Queensland Theatre Company’s production of Travelling North successfully combines the comedy and pathos that is intrinsic to David Williamson's play.  Bruce Myles’ simple staging focuses the audience’s attention on what is fundamental to this production - the characters and their relationships.  The way the stage is divided enables the cast to move quickly from one set to another, this allows the story to gather momentum as the scenes flow into each other.  Only very occasionally does the stage become dark for effect.  The division of the stage also allows the audience to experience scenes taking place at the same time.  Myles allows the audience to observe characters not involved in the main action of the scene and is able to then contrast the emotions of the characters.  The presence of these characters on stage seems to serve as a reminder that their lives will be affected by the conversations and events of the scene and that they are therefore involved in them. 

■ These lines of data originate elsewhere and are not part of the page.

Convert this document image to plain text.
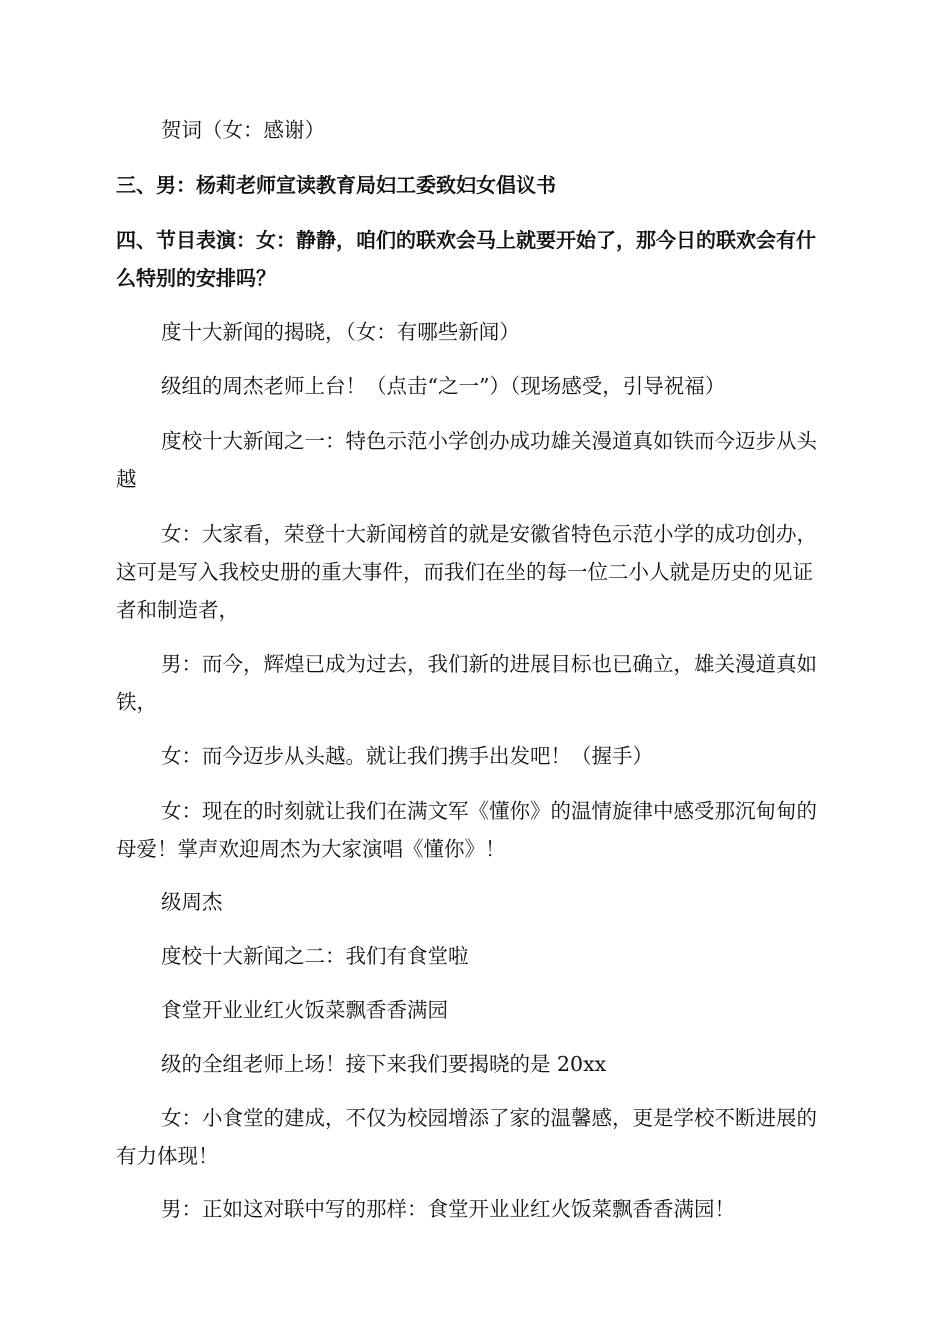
贺词（女：感谢）

三、男：杨莉老师宣读教育局妇工委致妇女倡议书

四、节目表演：女：静静，咱们的联欢会马上就要开始了，那今日的联欢会有什么特别的安排吗？

度十大新闻的揭晓，（女：有哪些新闻）

级组的周杰老师上台！（点击“之一”）（现场感受，引导祝福）

度校十大新闻之一：特色示范小学创办成功雄关漫道真如铁而今迈步从头越

女：大家看，荣登十大新闻榜首的就是安徽省特色示范小学的成功创办，这可是写入我校史册的重大事件，而我们在坐的每一位二小人就是历史的见证者和制造者，

男：而今，辉煌已成为过去，我们新的进展目标也已确立，雄关漫道真如铁，

女：而今迈步从头越。就让我们携手出发吧！（握手）

女：现在的时刻就让我们在满文军《懂你》的温情旋律中感受那沉甸甸的母爱！掌声欢迎周杰为大家演唱《懂你》！

级周杰

度校十大新闻之二：我们有食堂啦

食堂开业业红火饭菜飘香香满园

级的全组老师上场！接下来我们要揭晓的是 20xx

女：小食堂的建成，不仅为校园增添了家的温馨感，更是学校不断进展的有力体现！

男：正如这对联中写的那样：食堂开业业红火饭菜飘香香满园！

The superb cast work together drawing the audience into the complexities of their characters through perfectly paced performances that allow time for the audience to appreciate the humour of the play.  Terence Donovan skilfully presents Frank’s multi-faceted nature, balancing his humour and irascibility, bringing pathos to the revelation of his fear of becoming dependant upon other people and his gradual acceptance of this.  Sandy Gore portrays very effectively Frances’ feelings of guilt towards those who depend on her and yet her desire to pursue her own goals.  Together Donovan and Gore beautifully present the highs and lows of Frank and Frances’ relationship.  Kate Cole brings out the vulnerability of Helen as well as her demanding nature, making her more sympathetic to the audience.  Shelly Lauman, as Sophie, reveals the struggle within her character to achieve her goals demonstrating also her closeness to her mother.  Elizabeth Slattery’s Joan portrays her close relationship with her father as well as her desire for him to recognise his faults.  Ross Thompson provides plenty of humour as Freddie whilst demonstrating poignantly his close bond with Frank and Frances and his own need for companionship.  Lewis Fiander as the doctor combines humour and world-weariness as he conveys his close but sometimes fraught relationship with Frank.

As the play comes to a close and the cast take their bows the enthusiastic applause echoing throughout the theatre testifies that this was a journey well worth taking.